Of course, restaurants aren’t the only place you should tip. They’ve seen us tip the staff at hotels, taxi drivers and the hairdresser also so they know it’s more than restaurant staff. Since they’ll be heading off to college in a couple years, I guess knowing they should tip for food that is delivered would be useful information. I queried friends on Facebook to find out what services I might be forgetting. They reinforced my thoughts while including a few I hadn’t considered. Here’s a comprehensive list of where you should teach your teen to leave a tip. Even if these aren’t places they frequent now, there will come a time that they might and having that information in the back of their head is valuable.
People you should consider tipping:
- Restaurant staff
- Bartenders and baristas
- Hotel staff including bellhops and housekeeping
- Taxi/Car service drivers
- Salon and spa staff including for hair, nails, facials, massages and other spa treatments
- Delivery drivers such as food, grocery and moving services. (I inquired about flowers and was told it’s not expected since these are usually gifts.)

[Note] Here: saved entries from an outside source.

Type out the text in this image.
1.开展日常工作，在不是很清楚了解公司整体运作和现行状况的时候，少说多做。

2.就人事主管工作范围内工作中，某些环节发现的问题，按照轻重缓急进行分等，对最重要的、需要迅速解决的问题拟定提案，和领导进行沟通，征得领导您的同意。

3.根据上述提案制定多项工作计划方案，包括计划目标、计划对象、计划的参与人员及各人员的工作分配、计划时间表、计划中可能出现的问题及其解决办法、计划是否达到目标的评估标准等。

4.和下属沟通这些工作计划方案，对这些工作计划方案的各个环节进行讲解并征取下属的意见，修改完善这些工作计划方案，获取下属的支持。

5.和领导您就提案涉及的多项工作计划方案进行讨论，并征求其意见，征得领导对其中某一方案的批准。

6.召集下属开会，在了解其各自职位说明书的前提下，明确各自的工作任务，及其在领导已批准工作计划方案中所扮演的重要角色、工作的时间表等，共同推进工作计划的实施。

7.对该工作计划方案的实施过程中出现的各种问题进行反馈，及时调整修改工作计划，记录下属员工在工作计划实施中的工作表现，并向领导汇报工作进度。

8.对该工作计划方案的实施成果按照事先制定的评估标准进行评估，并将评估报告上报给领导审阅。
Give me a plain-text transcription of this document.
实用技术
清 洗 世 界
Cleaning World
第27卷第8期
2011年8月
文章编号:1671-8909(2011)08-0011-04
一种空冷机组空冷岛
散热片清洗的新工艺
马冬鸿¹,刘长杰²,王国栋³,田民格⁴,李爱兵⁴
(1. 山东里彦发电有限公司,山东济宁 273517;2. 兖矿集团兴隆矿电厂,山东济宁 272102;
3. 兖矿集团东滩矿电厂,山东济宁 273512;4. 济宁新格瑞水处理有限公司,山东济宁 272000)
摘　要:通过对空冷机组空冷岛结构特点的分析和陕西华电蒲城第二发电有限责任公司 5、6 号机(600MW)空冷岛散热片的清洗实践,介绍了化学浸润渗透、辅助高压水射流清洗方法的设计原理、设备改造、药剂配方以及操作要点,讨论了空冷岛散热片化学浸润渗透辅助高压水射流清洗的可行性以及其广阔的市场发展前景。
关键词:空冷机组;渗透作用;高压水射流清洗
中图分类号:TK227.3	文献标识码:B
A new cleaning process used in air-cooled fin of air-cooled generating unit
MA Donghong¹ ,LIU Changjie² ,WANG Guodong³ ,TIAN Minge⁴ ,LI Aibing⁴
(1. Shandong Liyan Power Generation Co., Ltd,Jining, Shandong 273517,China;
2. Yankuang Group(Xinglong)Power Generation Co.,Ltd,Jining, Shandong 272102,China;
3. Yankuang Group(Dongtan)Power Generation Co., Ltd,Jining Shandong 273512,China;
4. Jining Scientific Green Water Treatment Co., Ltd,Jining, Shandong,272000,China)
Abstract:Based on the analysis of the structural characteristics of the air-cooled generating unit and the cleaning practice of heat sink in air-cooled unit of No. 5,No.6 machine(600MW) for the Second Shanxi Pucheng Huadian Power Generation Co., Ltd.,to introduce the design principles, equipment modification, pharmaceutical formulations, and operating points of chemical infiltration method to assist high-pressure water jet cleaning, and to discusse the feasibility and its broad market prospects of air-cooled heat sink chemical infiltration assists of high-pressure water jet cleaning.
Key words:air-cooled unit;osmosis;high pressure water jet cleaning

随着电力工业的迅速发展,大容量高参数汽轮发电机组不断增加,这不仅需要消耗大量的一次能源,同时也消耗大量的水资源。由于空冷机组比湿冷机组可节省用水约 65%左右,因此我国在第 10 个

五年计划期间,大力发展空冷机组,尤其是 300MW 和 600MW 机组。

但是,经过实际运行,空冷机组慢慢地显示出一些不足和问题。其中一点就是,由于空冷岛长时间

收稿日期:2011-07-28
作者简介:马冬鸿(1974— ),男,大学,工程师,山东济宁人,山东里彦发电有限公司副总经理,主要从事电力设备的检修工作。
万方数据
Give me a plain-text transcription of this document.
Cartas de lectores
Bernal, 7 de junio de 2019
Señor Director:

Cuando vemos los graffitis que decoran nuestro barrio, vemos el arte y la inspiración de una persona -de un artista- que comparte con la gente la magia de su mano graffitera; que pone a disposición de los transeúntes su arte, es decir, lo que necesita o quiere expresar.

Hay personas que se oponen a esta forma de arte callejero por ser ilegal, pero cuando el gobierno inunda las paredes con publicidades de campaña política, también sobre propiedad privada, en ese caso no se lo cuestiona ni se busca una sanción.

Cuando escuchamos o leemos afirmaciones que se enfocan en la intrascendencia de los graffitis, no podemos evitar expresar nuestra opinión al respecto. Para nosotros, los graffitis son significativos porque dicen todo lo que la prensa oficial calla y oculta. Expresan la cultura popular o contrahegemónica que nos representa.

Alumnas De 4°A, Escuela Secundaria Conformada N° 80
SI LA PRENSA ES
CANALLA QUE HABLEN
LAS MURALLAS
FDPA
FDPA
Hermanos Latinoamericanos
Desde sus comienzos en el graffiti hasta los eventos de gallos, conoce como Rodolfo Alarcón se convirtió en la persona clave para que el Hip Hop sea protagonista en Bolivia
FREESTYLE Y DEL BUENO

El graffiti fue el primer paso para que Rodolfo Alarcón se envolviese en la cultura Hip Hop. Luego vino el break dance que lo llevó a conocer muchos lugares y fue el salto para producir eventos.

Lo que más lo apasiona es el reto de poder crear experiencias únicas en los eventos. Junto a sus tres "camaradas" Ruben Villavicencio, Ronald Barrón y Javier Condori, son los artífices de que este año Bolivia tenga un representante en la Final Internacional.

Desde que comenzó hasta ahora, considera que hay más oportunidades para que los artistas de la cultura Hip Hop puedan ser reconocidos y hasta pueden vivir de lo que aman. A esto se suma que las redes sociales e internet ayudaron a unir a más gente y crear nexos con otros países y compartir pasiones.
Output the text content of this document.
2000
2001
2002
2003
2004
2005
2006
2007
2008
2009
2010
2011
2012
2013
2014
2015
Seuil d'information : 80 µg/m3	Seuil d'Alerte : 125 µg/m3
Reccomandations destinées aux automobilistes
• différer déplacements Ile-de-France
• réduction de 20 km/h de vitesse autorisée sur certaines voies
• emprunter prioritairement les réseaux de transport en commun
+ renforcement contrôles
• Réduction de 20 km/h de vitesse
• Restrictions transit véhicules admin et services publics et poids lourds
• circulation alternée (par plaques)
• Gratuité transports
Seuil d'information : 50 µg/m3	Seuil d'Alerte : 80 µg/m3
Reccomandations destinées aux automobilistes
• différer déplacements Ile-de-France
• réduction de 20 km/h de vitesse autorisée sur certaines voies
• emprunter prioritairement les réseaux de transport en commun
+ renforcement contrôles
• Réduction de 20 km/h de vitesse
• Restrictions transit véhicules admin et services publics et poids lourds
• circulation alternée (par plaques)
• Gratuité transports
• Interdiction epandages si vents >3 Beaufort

- Pet groomers (after all, they are salons for pets)
- Artists – whether retail (tattoo, etc.) or street performers
In addition to tipping these people during one-on-one interaction, don’t forget that annual gifts around the holidays are appreciated by music instructors, postal carriers, package delivery drivers and even teachers. Growing up, I remember my parents leaving a gift for our garbage man, too!
While you can tip whatever percentage or dollar amount you feel is appropriate, many restaurant receipts have gratuity calculations written on them as an aid. It’s worth noting that these recommended gratuity calculations typically include tax in their base. That isn’t the right way to do it. You should pay based on the total of your purchase, excluding the taxes. In addition, places that utilize modern point-of-purchase systems (such as Square) have a window pop-up before you sign that calculates the percentage for you or allows you to add your own amount. One of the most useful reminders that I received was that just because there’s a tip jar or a line on the receipt doesn’t mean you should feel obligated. (Thanks, Liz, for that reminder!) Likewise, if you have the opportunity to tip in person as opposed to on a receipt or through an app, do that. There’s something rewarding about feeling that appreciation directly.
Teaching your teens when to tip is an important life lesson and one that they’ll appreciate more once they are on the receiving end of the payment!
Do your teens know who to tip and how much?